The U.S. government is intensifying its efforts to persuade businesses to exit supply chains connected to China’s Xinjiang Uyghur Autonomous Region in light of increasing concerns about the use of forced labor in that area. Broader and stronger warnings about doing business in the XUAR, particularly in specified industries, are included in an updated business advisory issued July 13.
The advisory warns businesses, individuals, and others (including investors, consultants, labor brokers, academic institutions, and research service providers) that do not exit supply chains, ventures, and/or investments connected to Xinjiang that they could run a high risk of violating U.S. law and triggering criminal or civil enforcement actions. Potential legal risks include violation of statutes criminalizing forced labor (e.g., knowingly benefitting from participation in a venture while knowing it has engaged in forced labor), sanctions violations if dealing with designated persons, export control violations, and violations of the prohibition on imports of goods produced in whole or in part with forced or convict labor.
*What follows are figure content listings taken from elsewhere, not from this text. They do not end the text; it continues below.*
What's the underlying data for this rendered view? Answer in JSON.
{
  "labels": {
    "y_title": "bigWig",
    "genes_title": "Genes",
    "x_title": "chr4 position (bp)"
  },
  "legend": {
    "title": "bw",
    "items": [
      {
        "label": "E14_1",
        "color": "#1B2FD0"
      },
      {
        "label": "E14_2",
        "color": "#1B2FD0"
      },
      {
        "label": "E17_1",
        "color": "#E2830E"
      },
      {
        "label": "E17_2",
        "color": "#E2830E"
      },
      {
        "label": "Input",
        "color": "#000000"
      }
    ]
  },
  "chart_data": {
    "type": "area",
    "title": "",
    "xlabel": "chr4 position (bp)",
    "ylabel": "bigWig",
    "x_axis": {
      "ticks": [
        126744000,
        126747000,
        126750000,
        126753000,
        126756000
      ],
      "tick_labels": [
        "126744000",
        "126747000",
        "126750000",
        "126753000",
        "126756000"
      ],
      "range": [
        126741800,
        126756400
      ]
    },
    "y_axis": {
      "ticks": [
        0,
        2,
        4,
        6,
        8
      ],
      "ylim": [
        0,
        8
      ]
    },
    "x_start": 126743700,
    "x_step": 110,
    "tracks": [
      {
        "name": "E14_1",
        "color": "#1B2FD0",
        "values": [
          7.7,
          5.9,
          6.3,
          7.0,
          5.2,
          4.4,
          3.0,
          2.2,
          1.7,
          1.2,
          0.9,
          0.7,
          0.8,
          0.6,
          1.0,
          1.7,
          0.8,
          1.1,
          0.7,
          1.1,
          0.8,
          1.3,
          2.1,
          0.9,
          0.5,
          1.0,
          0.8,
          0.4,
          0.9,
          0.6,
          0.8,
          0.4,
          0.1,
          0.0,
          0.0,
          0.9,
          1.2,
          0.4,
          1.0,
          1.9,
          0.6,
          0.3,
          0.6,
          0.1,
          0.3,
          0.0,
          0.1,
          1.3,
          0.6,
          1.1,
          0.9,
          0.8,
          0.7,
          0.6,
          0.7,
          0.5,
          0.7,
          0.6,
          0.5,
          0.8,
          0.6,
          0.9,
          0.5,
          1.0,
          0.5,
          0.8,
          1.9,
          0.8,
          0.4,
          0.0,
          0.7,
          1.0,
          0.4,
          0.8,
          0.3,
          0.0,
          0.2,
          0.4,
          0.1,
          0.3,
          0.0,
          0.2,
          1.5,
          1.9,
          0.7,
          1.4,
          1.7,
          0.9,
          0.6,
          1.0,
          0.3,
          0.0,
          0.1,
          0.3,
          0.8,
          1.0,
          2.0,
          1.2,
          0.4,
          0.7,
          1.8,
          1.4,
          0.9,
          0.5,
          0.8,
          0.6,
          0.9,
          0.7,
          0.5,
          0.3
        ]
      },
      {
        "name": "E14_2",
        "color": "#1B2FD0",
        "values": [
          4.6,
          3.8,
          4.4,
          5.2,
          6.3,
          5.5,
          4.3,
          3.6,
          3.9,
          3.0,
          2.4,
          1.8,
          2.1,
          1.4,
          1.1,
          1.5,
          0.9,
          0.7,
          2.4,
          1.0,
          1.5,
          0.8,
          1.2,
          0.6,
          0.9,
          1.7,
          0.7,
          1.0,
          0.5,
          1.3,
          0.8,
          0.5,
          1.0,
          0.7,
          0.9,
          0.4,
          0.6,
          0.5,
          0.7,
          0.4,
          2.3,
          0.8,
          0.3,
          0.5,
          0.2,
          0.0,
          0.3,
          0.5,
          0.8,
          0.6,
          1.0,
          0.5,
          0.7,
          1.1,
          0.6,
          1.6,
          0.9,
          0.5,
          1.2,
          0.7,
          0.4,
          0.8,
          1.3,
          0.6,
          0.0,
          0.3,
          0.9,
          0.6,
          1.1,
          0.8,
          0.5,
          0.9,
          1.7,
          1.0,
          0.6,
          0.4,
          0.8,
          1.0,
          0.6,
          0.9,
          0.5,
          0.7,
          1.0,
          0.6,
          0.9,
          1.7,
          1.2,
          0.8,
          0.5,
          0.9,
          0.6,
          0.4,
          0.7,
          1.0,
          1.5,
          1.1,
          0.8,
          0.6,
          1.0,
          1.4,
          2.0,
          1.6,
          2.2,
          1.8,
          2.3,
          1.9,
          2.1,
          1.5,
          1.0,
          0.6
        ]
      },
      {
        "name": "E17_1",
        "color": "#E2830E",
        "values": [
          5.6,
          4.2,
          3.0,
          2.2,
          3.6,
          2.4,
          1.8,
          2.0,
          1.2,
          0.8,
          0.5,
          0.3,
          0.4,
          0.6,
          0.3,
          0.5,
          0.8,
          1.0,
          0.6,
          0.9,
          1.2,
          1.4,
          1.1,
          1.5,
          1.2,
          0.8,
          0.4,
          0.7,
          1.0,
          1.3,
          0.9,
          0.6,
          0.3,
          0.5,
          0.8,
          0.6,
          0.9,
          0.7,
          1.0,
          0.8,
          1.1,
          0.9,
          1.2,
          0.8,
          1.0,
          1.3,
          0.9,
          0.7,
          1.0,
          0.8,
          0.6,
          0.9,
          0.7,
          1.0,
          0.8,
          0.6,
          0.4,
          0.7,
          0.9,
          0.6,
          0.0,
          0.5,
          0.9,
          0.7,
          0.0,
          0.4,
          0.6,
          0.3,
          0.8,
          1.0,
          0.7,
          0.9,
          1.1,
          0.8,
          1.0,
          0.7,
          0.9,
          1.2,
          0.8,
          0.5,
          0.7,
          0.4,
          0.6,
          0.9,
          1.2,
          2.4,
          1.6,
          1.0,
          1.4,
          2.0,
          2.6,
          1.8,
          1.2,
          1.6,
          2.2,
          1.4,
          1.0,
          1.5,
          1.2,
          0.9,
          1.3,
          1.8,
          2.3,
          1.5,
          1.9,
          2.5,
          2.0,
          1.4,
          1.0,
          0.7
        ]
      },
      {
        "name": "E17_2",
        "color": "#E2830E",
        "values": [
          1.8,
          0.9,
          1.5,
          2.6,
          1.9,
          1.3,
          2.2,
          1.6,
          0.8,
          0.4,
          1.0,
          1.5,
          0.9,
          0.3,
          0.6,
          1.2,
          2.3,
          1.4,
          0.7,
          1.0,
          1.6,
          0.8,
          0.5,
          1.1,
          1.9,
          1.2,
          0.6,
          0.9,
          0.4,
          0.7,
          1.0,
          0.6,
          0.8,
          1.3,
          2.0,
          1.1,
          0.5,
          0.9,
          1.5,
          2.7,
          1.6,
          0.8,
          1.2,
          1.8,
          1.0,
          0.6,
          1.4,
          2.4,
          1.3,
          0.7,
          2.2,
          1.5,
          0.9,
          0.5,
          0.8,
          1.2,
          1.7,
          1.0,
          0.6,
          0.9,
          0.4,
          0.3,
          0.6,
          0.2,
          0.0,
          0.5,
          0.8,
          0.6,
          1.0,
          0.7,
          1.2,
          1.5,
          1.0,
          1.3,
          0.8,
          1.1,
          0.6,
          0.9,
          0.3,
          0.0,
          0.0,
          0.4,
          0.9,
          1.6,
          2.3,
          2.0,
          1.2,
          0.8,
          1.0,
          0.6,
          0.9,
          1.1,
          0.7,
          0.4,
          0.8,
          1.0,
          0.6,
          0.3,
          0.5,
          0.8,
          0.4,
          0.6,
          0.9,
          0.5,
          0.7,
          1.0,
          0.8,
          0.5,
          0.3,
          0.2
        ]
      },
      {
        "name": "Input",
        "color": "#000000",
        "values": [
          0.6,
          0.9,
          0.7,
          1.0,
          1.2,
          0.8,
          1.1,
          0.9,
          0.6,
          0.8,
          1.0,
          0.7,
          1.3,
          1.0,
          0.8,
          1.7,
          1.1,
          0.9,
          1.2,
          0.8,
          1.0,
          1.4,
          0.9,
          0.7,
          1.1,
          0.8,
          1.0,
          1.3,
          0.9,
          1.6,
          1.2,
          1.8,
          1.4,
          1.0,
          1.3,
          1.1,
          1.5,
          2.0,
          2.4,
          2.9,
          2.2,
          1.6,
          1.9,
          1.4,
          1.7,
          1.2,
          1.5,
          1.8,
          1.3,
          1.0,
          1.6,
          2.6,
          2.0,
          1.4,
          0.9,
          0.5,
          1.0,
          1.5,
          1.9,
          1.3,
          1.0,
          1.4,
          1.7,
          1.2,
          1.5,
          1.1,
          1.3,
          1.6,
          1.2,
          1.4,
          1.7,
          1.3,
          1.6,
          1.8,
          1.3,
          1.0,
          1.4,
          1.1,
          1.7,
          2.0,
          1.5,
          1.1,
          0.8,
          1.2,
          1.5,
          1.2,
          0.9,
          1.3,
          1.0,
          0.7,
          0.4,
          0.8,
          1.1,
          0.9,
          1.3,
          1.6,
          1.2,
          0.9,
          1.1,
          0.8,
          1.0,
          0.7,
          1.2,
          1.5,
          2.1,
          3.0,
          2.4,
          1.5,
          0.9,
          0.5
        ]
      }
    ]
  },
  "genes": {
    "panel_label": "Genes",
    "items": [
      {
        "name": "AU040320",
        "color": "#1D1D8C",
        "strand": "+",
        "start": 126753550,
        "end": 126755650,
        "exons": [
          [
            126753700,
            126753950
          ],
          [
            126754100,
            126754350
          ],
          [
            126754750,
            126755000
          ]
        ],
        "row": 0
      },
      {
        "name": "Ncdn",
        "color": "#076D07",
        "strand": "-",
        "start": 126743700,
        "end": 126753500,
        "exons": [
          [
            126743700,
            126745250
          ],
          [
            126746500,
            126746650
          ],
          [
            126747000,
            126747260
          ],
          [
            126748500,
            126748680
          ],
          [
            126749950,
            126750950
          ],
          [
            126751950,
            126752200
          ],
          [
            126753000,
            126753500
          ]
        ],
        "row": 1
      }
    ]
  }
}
As a result, the advisory urges businesses and individuals to undertake heightened human rights due diligence to identify potential supply chain links to entities operating in Xinjiang, linked to
Xinjiang (e.g., through supply chain inputs), or utilizing Uyghur or other ethnic and Muslim minority laborers from Xinjiang. Supply chain exposure could come from sourcing labor or goods from Xinjiang or from entities (1) elsewhere in China connected to the use of forced labor of individuals from Xinjiang or (2) outside of China that source inputs from Xinjiang. The advisory newly adds that exposure could also come from supplying U.S.-origin commodities, software, and technology to entities engaged in surveillance and forced labor practices.